Logical Replication
Logical replication is a Postgres feature that provides a convenient way for moving data between databases, particularly Postgres clusters that are in an active state. To apply logical replication, we'll first enable the feature in our cluster, then we'll create a publication in one cluster and a subscription to that publication in another cluster. With this pub-sub relationship established, we'll observe data created in one cluster flowing into another.

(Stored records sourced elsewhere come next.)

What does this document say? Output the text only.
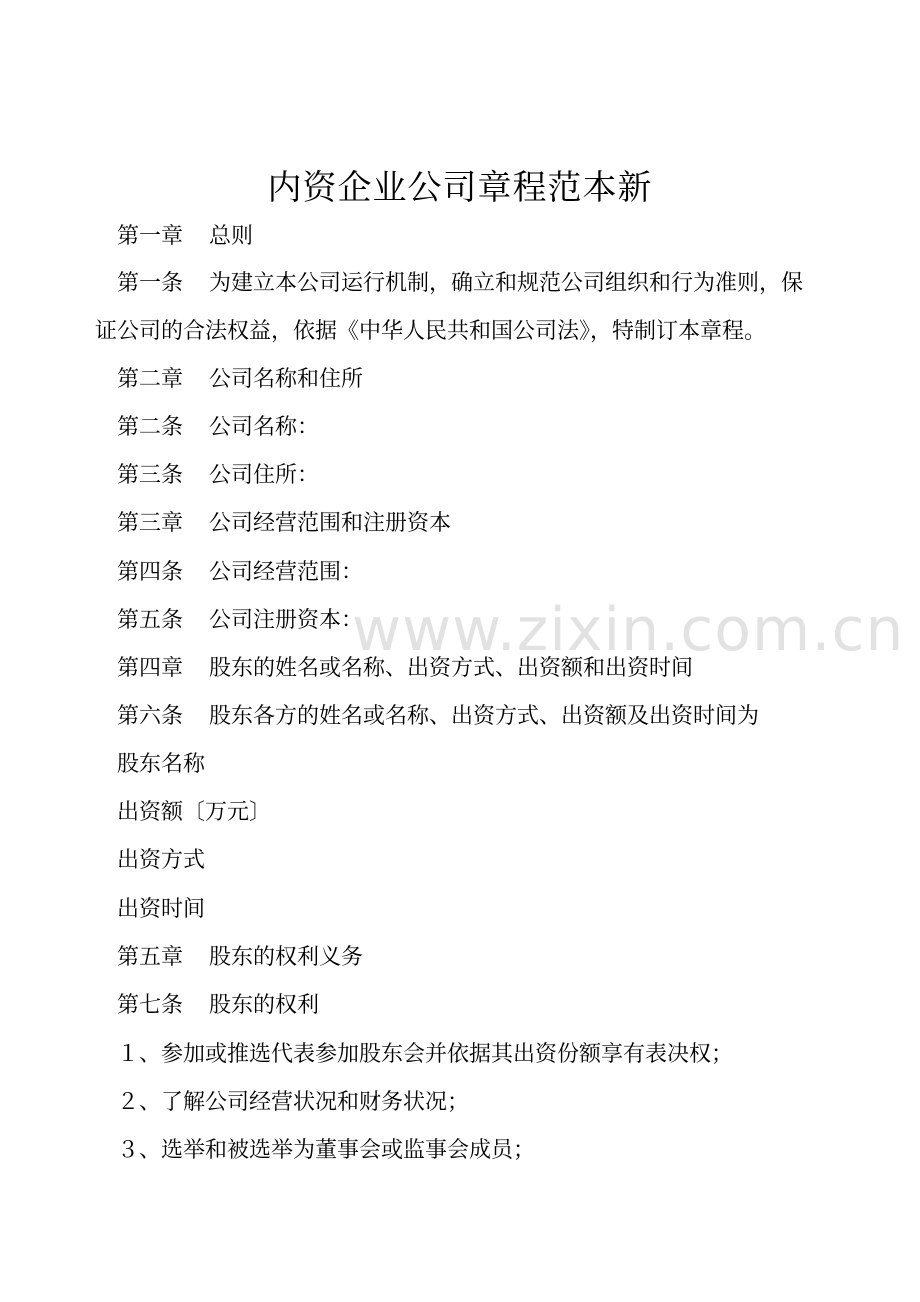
内资企业公司章程范本新

第一章 总则

第一条 为建立本公司运行机制，确立和规范公司组织和行为准则，保

证公司的合法权益，依据《中华人民共和国公司法》，特制订本章程。

第二章 公司名称和住所

第二条 公司名称：

第三条 公司住所：

第三章 公司经营范围和注册资本

第四条 公司经营范围：

第五条 公司注册资本：

第四章 股东的姓名或名称、出资方式、出资额和出资时间

第六条 股东各方的姓名或名称、出资方式、出资额及出资时间为

股东名称

出资额〔万元〕

出资方式

出资时间

第五章 股东的权利义务

第七条 股东的权利

１、参加或推选代表参加股东会并依据其出资份额享有表决权；

２、了解公司经营状况和财务状况；

３、选举和被选举为董事会或监事会成员；

www.zixin.com.cn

Before getting started, you may want to create the postgres-operator
namespace if you haven't already, kubectl create ns postgres-operator
. Just as we did in the Quickstart and Tutorials, we're going to create a Postgres cluster named hippo
. You may want to delete the existing hippo
cluster, if you have one left over. Finally, you'll need a running installation of Crunchy Postgres for Kubernetes.

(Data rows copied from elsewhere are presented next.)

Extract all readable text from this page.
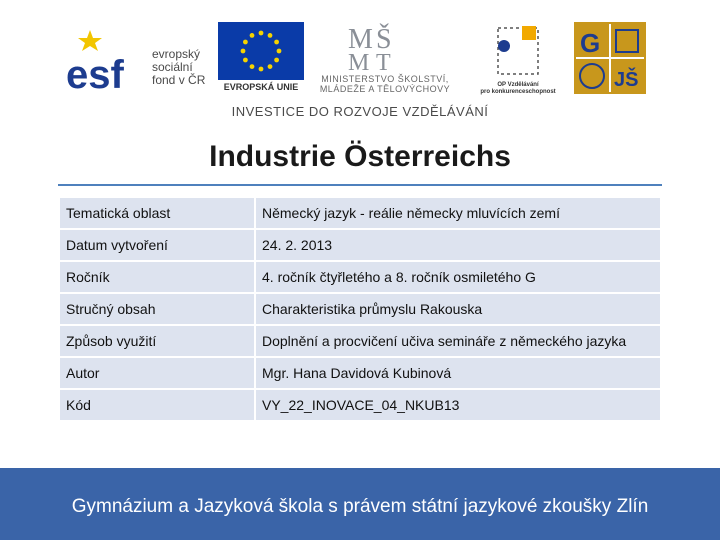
esf evropský
sociální
fond v ČR	EVROPSKÁ UNIE
M Š
M T
MINISTERSTVO ŠKOLSTVÍ,
MLÁDEŽE A TĚLOVÝCHOVY	OP Vzdělávání
pro konkurenceschopnost
G
JŠ
INVESTICE DO ROZVOJE VZDĚLÁVÁNÍ
Industrie Österreichs
Tematická oblast	Německý jazyk - reálie německy mluvících zemí
Datum vytvoření	24. 2. 2013
Ročník	4. ročník čtyřletého a 8. ročník osmiletého G
Stručný obsah	Charakteristika průmyslu Rakouska
Způsob využití	Doplnění a procvičení učiva semináře z německého jazyka
Autor	Mgr. Hana Davidová Kubinová
Kód	VY_22_INOVACE_04_NKUB13
Gymnázium a Jazyková škola s právem státní jazykové zkoušky Zlín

Enable Logical Replication
This example creates two separate Postgres clusters named hippo
and rhino
. We will logically replicate data from rhino
to hippo
. We can create these two Postgres clusters by creating a file called replication-example.yaml
and pasting in the manifests below:
---
apiVersion: postgres-operator.crunchydata.com/v1beta1
kind: PostgresCluster
metadata:
name: hippo
namespace: postgres-operator
spec:
postgresVersion: 15
instances:
- dataVolumeClaimSpec:
accessModes:
- "ReadWriteOnce"
resources:
requests:
storage: 1Gi
backups:
pgbackrest:
repos:
- name: repo1
volume:
volumeClaimSpec:
accessModes:
- "ReadWriteOnce"
resources:
requests:
storage: 1Gi
---
apiVersion: postgres-operator.crunchydata.com/v1beta1
kind: PostgresCluster
metadata:
name: rhino
namespace: postgres-operator
spec:
postgresVersion: 15
instances:
- dataVolumeClaimSpec:
accessModes:
- "ReadWriteOnce"
resources:
requests:
storage: 1Gi
backups:
pgbackrest:
repos:
- name: repo1
volume:
volumeClaimSpec:
accessModes:
- "ReadWriteOnce"
resources:
requests:
storage: 1Gi
users:
- name: logic
databases:
- zoo
options: "REPLICATION"
The key difference between the two Postgres clusters is this section in the rhino
manifest:
users:
- name: logic
databases:
- zoo
options: "REPLICATION"
This creates a database called zoo
and a user named logic
with REPLICATION
privileges. This will allow for replicating data logically to the hippo
Postgres cluster.
Create these two Postgres clusters with the command kubectl apply -f replication-example.yaml
.
Create a Publication
For convenience, you can use the kubectl exec
method to log into the zoo database in rhino
:
kubectl exec -it -n postgres-operator -c database $(kubectl get pods -n postgres-operator --selector='postgres-operator.crunchydata.com/cluster=rhino,postgres-operator.crunchydata.com/role=master' -o name) -- psql zoo
Let's create a simple table called abc
that contains just integer data. We will also populate this table:
CREATE TABLE abc (id int PRIMARY KEY);
INSERT INTO abc SELECT * FROM generate_series(1,10);
We need to grant SELECT
privileges to the logic
user in order for it to perform an initial data synchronization during logical replication. You can do so with the following command:
GRANT SELECT ON abc TO logic;
Finally, create a publication that allows for the replication of data from abc
:
CREATE PUBLICATION zoo FOR ALL TABLES;
Quit out of the rhino
Postgres cluster with \q
.
Create a Subscription
For the next step, you will need to get the connection information for how to connection as the logic
user to the rhino
Postgres database. You can get the key information from the following commands, which return the hostname, username, and password:
kubectl -n postgres-operator get secrets rhino-pguser-logic -o go-template='{{.data.host | base64decode}}'
kubectl -n postgres-operator get secrets rhino-pguser-logic -o go-template='{{.data.user | base64decode }}'
kubectl -n postgres-operator get secrets rhino-pguser-logic -o go-template='{{.data.password | base64decode }}'
The host will be something like rhino-primary.postgres-operator.svc
and the user will be logic
. Further down, the guide references the password as $LOGIC_PASSWORD
. You can substitute the actual password there.
Log into the hippo
Postgres cluster. Note that we are logging into the postgres
database within the hippo
cluster:
kubectl exec -it -n postgres-operator -c database $(kubectl get pods -n postgres-operator --selector='postgres-operator.crunchydata.com/cluster=hippo,postgres-operator.crunchydata.com/role=master' -o name) -- psql
Create a table called abc
that is identical to the table in the rhino
database:
CREATE TABLE abc (id int PRIMARY KEY);
Finally, create a subscription that will manage the data replication from rhino
into hippo
:
CREATE SUBSCRIPTION zoo
CONNECTION 'host=rhino-primary.postgres-operator.svc user=logic dbname=zoo password=$LOGIC_PASSWORD'
PUBLICATION zoo;
In a few moments, you should see the data replicated into your table:
TABLE abc;
which yields:
id
----
1
2
3
4
5
6
7
8
9
10
(10 rows)
You can further test that logical replication is working by modifying the data on rhino
in the abc
table, and the verifying that it is replicated into hippo
.